The platforms can get crowded, and any crowd is bound to contain a few jerks. For recruits and players, social media brings them into contact with all kinds.
Heisman Trophy-winning quarterback Lamar Jackson of Louisville told the story recently of having to change his phone number after his old one was spilled on social media.
Yet, still, he said, "A lot of people look at social media as really marketing yourself, posting pictures, getting involved in your fans' lives, responding to them. It's cool."
Recruits are subject to the ire and entreaties of fans as they weigh their options and waver in their commitments to one school or another. And they are not completely bulletproof to the sniping out there on social media. In an ESPN poll of 80 of the nation's top high school football players at the 2016 Under Armour All-America Game, nearly a quarter of the incoming college freshmen said fans on social media influenced their recruiting process.
That same poll asked the recruits to name the most obnoxious fan base when it came to social-media interaction. Tennessee led the list, followed closely by Texas. As to which group of fans handled the situation best, Georgia received the most thumbs-up.
And take care, too, what you post, young recruit. Colleges are always watching, and schools have dropped interest in prospects whose social media behavior has betrayed character issues.
Like so much else in college football, you have to balance the debits with the credits of the social media explosion.
"It's the way the world does things," FSU coach Jimbo Fisher said. "I think there's a lot of good to it.And there's also some that's detrimental, especially when you're talking about recruiting and kids who are 15 to 18 years old and the things that can go on in and around it.

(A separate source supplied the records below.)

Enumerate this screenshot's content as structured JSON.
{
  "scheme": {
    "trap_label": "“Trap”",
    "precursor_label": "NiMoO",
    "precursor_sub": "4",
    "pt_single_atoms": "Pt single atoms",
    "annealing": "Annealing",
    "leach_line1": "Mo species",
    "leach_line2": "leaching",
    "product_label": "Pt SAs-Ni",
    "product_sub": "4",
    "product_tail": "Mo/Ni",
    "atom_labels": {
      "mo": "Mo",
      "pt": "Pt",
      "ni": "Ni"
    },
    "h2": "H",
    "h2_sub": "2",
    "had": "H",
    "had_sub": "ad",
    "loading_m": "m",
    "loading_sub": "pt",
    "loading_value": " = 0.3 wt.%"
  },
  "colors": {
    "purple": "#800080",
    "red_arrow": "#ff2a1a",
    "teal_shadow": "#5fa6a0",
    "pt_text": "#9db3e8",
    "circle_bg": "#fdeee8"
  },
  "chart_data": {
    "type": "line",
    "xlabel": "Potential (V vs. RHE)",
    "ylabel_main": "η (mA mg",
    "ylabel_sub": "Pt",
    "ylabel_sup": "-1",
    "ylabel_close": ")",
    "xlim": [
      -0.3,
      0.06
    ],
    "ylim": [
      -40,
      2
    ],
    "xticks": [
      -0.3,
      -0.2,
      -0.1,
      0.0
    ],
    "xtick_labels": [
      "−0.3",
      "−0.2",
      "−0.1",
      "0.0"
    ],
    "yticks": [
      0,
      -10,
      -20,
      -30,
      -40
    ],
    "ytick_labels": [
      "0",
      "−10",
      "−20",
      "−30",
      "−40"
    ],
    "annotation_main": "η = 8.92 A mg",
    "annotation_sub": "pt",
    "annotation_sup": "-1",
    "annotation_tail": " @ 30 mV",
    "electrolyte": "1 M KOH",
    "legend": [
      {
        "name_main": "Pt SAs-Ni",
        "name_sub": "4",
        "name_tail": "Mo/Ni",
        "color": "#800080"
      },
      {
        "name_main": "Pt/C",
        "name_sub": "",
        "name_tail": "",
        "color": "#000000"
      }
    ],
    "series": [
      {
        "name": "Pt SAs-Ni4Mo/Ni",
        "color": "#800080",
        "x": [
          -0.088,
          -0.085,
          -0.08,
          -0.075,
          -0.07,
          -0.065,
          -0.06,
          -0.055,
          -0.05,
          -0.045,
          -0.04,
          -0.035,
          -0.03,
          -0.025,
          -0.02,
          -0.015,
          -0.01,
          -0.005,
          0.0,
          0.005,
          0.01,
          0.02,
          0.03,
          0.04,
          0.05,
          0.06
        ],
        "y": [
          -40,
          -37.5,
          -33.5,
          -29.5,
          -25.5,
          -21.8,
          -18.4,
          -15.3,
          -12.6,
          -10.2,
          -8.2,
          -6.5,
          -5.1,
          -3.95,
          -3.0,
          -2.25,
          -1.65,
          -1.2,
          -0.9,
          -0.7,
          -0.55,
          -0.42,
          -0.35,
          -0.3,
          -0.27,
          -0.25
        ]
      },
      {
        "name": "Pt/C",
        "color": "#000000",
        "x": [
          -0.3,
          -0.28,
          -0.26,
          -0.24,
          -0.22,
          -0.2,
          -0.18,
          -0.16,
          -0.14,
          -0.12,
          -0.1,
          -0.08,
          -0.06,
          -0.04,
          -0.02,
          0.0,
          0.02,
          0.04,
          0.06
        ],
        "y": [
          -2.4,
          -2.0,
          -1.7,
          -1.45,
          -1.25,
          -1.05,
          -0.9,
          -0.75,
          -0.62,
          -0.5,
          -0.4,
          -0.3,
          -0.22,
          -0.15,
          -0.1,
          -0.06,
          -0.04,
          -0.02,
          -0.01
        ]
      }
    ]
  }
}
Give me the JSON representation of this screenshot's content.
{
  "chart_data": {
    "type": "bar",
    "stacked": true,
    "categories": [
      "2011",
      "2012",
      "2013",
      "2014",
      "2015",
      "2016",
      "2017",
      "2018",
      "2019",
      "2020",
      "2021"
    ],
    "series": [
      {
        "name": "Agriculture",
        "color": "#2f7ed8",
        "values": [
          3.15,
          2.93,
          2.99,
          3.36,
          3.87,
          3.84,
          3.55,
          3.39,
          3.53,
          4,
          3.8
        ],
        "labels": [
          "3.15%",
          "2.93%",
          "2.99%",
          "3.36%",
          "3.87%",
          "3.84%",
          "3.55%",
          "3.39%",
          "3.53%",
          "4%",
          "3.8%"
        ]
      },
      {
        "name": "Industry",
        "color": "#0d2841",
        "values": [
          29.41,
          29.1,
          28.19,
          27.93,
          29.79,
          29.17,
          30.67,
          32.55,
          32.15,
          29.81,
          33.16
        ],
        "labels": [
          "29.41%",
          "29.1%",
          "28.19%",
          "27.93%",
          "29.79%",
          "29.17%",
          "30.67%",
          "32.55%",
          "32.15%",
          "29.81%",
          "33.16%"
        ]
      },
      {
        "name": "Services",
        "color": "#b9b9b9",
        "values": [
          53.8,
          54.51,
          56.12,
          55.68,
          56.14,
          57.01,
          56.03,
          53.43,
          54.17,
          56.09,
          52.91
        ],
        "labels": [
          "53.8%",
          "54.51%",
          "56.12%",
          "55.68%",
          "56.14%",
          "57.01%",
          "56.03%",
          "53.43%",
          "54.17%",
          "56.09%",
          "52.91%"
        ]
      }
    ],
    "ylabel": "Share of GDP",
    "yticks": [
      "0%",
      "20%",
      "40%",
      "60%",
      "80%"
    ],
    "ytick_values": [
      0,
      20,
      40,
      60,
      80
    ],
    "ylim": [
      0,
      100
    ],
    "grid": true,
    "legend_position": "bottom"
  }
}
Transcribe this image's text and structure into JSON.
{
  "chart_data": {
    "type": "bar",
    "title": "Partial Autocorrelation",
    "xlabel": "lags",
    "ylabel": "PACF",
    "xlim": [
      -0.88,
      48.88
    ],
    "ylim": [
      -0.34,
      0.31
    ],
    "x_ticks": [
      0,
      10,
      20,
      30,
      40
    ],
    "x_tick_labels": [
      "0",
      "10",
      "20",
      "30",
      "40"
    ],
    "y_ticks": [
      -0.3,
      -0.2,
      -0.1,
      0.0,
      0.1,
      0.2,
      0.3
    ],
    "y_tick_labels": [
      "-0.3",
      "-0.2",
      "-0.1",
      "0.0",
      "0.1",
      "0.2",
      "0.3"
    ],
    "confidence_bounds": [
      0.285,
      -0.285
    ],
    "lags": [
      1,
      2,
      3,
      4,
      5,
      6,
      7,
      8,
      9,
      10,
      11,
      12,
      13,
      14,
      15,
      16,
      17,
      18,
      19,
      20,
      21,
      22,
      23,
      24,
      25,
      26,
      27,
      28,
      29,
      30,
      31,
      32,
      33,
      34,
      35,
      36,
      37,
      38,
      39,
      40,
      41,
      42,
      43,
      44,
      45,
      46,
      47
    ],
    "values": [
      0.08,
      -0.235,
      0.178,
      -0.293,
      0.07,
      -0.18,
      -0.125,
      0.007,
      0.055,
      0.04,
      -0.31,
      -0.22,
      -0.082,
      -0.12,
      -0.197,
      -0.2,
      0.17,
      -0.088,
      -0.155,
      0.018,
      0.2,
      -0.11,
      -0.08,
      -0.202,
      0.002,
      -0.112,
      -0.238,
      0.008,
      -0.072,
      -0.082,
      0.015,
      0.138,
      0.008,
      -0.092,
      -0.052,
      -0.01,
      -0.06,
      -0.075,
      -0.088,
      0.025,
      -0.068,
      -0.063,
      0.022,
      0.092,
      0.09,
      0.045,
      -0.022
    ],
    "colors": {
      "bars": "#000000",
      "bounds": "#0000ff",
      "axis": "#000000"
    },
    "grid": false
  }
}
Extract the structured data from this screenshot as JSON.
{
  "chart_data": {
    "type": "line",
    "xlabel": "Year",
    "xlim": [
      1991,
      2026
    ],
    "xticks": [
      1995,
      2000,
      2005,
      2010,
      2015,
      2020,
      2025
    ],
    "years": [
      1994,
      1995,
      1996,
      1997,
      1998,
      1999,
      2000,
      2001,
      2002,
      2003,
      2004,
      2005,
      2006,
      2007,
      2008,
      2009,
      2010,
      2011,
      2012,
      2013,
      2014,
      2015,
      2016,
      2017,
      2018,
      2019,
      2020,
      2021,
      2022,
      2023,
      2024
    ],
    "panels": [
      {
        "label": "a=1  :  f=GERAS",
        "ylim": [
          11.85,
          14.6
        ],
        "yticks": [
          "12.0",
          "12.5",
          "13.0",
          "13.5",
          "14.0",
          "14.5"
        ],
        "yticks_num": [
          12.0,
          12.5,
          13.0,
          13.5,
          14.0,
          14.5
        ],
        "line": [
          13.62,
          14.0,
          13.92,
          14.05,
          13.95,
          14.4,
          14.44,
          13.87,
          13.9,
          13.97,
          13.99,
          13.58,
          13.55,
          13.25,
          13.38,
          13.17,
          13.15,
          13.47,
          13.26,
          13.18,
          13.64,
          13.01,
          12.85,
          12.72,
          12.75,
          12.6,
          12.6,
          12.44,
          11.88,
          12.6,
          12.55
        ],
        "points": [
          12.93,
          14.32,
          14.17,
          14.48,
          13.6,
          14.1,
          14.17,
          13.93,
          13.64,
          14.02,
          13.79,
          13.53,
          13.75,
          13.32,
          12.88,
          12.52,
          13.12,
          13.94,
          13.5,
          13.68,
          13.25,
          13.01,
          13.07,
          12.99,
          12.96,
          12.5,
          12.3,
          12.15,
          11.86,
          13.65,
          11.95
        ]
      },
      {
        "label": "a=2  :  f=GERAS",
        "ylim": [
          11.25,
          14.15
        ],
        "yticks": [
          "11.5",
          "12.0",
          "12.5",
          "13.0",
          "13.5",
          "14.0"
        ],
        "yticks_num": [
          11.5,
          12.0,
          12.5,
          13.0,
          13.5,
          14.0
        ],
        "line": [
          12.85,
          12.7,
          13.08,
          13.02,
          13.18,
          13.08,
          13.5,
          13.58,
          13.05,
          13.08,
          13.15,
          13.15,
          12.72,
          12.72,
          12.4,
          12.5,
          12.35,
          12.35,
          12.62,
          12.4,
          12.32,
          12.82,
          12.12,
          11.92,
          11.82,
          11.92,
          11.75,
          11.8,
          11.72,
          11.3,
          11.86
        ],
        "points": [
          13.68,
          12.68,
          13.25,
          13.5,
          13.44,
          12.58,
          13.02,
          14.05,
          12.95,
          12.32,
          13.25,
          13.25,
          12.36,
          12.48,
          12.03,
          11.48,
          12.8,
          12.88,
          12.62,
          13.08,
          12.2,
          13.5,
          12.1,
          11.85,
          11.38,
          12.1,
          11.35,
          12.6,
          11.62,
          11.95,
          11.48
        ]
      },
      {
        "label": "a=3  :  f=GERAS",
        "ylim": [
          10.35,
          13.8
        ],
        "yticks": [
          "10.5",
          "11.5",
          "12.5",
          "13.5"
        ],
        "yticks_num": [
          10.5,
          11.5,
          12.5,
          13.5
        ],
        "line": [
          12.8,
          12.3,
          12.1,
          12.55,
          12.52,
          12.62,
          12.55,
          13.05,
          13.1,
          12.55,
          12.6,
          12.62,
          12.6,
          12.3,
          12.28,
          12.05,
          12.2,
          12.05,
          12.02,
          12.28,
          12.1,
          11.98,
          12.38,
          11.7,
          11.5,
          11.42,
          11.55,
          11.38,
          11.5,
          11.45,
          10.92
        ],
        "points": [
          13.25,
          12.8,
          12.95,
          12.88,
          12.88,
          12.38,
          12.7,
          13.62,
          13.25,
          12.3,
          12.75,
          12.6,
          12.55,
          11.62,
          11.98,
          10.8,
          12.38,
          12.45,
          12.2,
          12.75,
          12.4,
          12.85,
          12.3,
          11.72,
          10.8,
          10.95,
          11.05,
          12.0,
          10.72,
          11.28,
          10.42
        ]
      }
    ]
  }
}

"It's not going anywhere, and you have to come to grips with it," Fisher said. "We came to grips with it very quickly."
When Richt first began beating the bushes for recruits, he remembers the pay phone as being the indispensable tool. Then the cellphone came along in its various shapes and sizes to make his job easier. GPS guided him to the front door of the mamas and daddies he went to woo.
This is just another big step in the parade of progress. "Social media has changed our life in recruiting," he said. "Even changed how we speak to our own children."
Just know that it is a one-way conversation. Richt will dance only so far on the cutting edge of this social media thing. That could be the secret to a healthy relationship with Twitter and all the rest.
"I'll say what I want to say, and I keep coaching," he said.
"If people are hitting me up and expecting me to respond, I have no idea what you're saying to me. If it's good, that's awesome. If it's bad, I'm sorry."